Links - April 27, 2016
- I was an undercover-bot for 2 months. Here is what I learned. Ami Ben-David - Chatbots Magazine - Medium
I don’t buy the bot craze. The technology is not there yet, and as the author well describes, the user experience feels just like calling a bank, or a telco, and being greeted by a distorted digital voice asking how one can be helped. Some day.
- The Rising Costs of Scaling a Startup Tom Tunguz
An oldie, but goodie. Someone should repeat this analysis and include 2015/2016 data. We’ve probably already crossed the 2x threshold.
- 15 Fundamental Laws of Software Development Matthew P Jones - Exception not Found
One of those lists that invariably will be printed out, and pinned to a cube, by a grumpy coworker.

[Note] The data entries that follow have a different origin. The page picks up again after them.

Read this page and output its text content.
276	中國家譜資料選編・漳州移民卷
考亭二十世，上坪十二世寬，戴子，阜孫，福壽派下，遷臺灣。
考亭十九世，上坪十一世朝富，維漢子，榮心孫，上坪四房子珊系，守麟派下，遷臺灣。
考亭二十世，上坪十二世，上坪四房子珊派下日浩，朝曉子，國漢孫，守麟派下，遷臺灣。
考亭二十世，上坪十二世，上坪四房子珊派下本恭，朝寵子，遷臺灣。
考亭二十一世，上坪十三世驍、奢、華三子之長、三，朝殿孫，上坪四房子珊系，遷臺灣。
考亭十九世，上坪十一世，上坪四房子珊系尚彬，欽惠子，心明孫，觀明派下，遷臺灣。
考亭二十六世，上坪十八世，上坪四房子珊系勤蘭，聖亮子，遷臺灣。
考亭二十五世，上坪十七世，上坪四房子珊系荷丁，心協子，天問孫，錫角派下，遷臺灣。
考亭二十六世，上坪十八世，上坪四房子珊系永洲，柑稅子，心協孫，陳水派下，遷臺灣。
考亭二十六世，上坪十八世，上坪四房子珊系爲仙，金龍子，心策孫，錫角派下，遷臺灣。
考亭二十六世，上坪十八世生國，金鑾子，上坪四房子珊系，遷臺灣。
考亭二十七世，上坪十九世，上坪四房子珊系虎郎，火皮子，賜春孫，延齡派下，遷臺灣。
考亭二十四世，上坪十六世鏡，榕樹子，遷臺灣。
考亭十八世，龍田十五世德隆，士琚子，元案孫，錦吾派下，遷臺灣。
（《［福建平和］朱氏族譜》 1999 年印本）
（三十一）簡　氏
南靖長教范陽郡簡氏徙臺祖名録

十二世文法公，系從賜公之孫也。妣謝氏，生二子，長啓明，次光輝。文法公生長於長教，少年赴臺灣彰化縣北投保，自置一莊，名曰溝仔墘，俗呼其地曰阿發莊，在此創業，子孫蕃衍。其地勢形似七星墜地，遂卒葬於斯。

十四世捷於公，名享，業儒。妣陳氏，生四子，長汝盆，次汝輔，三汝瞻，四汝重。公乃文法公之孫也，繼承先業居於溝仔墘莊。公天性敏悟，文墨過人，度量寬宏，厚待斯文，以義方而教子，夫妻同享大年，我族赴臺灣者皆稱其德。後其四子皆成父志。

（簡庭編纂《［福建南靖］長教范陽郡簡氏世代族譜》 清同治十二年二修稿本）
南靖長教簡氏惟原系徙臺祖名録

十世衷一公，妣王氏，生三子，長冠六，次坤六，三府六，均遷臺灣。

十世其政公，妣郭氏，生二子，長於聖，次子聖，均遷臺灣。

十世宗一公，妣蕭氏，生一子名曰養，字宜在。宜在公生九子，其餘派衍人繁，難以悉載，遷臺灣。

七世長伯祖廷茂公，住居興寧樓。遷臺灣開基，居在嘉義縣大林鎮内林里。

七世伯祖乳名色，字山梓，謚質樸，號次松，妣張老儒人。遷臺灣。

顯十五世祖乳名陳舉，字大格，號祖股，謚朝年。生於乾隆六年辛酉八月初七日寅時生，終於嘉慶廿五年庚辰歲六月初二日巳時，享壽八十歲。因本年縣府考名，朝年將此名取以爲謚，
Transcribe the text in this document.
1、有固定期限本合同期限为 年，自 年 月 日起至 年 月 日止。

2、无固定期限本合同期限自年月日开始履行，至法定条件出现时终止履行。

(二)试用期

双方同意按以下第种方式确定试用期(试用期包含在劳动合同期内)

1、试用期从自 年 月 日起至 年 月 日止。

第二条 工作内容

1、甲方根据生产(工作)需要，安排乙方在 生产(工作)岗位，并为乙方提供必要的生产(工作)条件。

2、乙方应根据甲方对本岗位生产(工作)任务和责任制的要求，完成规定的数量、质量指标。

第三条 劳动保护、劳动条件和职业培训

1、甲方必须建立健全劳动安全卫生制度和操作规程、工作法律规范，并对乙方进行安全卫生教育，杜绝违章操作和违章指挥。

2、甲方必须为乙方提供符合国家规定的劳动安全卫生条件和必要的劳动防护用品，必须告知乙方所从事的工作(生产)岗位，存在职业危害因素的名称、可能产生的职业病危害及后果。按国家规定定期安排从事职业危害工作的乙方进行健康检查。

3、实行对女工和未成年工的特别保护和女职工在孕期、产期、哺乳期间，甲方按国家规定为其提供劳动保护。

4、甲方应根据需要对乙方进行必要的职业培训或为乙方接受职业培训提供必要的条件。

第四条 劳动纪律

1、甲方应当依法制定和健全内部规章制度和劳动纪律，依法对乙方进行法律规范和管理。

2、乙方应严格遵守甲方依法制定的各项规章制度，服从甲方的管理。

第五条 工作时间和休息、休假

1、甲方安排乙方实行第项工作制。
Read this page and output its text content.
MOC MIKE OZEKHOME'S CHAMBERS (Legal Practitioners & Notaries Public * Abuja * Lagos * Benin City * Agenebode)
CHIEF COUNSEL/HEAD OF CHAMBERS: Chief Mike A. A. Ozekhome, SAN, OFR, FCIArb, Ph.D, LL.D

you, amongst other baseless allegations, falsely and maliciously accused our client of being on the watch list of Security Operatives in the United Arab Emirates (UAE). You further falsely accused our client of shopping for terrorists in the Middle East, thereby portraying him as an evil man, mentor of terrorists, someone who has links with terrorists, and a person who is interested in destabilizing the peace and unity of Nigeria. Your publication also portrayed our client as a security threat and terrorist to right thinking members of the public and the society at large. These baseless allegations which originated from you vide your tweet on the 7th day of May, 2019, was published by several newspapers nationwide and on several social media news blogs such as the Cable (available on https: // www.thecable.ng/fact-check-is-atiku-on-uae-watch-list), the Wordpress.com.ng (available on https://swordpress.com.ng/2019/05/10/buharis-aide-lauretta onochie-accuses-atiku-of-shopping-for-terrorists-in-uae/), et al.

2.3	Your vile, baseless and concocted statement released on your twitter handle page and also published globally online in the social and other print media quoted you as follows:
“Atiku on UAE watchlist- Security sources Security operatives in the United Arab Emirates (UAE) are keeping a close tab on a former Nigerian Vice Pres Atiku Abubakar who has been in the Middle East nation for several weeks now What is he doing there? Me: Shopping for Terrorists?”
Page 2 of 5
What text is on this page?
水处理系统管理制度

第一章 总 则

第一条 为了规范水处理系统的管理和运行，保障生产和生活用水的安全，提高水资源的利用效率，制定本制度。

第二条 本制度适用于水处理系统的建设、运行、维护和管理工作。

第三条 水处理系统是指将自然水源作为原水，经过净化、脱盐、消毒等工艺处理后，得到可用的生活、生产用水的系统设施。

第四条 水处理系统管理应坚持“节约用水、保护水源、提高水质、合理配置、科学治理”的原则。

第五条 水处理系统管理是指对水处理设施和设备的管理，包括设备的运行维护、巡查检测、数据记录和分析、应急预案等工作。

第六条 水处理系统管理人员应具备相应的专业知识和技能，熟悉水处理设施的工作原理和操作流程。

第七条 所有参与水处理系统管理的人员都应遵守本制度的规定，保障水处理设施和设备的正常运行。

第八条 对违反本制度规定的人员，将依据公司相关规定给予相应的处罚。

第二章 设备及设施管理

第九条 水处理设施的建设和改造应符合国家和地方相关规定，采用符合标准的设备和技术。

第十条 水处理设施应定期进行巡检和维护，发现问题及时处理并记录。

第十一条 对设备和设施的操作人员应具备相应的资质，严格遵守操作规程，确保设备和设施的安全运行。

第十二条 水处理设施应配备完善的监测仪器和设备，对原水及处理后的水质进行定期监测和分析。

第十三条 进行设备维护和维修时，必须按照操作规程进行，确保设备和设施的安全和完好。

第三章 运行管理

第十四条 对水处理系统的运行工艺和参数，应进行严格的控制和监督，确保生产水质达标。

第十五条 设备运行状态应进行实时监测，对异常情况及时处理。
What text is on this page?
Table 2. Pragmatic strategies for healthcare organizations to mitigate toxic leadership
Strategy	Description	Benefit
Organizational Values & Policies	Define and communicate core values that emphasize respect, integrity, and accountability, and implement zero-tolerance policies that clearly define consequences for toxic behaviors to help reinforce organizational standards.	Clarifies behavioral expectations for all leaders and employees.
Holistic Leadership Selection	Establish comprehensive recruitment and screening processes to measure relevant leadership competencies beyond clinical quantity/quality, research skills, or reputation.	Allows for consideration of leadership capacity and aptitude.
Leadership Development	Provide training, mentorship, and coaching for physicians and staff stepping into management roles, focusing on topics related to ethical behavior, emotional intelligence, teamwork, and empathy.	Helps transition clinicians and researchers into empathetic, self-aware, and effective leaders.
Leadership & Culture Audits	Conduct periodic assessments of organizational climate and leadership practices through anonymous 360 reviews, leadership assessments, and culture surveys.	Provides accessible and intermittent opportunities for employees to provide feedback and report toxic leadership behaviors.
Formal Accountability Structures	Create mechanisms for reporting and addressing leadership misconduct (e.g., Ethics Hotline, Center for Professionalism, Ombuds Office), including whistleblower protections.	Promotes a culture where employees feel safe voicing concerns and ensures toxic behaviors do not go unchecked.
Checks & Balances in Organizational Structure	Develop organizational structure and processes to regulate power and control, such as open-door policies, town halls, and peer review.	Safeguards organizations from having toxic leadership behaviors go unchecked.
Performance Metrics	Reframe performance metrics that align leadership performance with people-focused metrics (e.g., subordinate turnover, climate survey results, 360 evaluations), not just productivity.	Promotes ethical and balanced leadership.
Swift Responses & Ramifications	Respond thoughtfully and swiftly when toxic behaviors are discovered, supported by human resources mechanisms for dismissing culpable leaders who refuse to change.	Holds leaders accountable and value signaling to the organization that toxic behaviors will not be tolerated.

- Generally Accepted Accounting Standards (GAAP) Fred Wilson - AVC
This reminded me of the Planet Money episode on CEO pay and how hard it is to actually measure how employees are compensanted.
- F*** You, I Quit — Hiring Is Broken Sahat Yalkabov - Medium
I have been on the other side of the table of many interviews since I started working at Apple. It is unbelievably hard to gauge the skills of a front-end engineer, even more so when more than half the people involved in the interview process do back-end work day to day.
- Antitrust and Aggregation Stratechery - Ben Thompson
As is mentioned toward the end, “the most effective monopoly killer is the next monopoly.”
- Wikipedia’s Piracy Police Are Ruining the Developing World's Internet Experience Jason Koebler - Motherboard
Sometimes, free is a problem.
- The Log: What every software engineer should know about real-time data's unifying abstraction Jay Kreps - LinkedIn Engineering
To be honest, I haven’t finished reading this, but it was profusely recommended by randos on HN and coworkers alike. The preferred stack, and the JS framework du jour might have changed since then, but the basics are still the same. This essay tries to explain distributed systems fundamentals from “the log” up.